Thanks to everyone who sent me this...
A NUMBER of news stories this spring have shown us that the criminal sentencing system is out of line - both in Massachusetts and in the nation as a whole. The United States has not just the highest rate of incarceration in the world, but also one-fourth of all of the prisoners in the world.
What has led us to this? And what is it about our priorities that has us spending more on incarceration than higher education?
In Massachusetts, we have over 25,000 inmates serving time in county jails or state prisons. Governor Deval Patrick's proposed 2009 budget seeks $1.4 billion for the sheriffs' departments and the Department of Correction. This money is primarily for incarceration. The same budget proposes $963 million for higher education.

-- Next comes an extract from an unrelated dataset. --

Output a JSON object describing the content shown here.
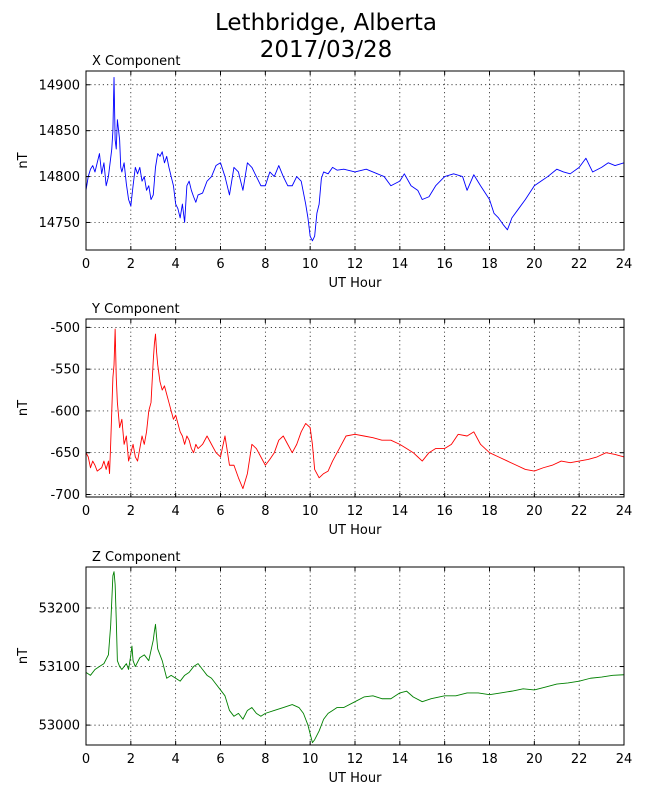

The prisons and jails are seriously overcrowded, not just with convicts but also with hundreds of additional pre-trial detainees who either cannot make bail or are being held without bail pending their trials. A federal lawsuit has forced one county sheriff, in Worcester, to choose which inmates will be released before their sentences are completed. Some detainees are left in local lock-ups because of space shortages.
Incarceration rates increased dramatically when the "War on Drugs" was launched in the 1980s. In Massachusetts and elsewhere, strict mandatory minimum sentences were enacted for drug dealing. One of those sentences, for selling any type or quantity of drug within 1,000 feet of a school, annually sends more than 300 people to jail for a mandatory minimum of two years.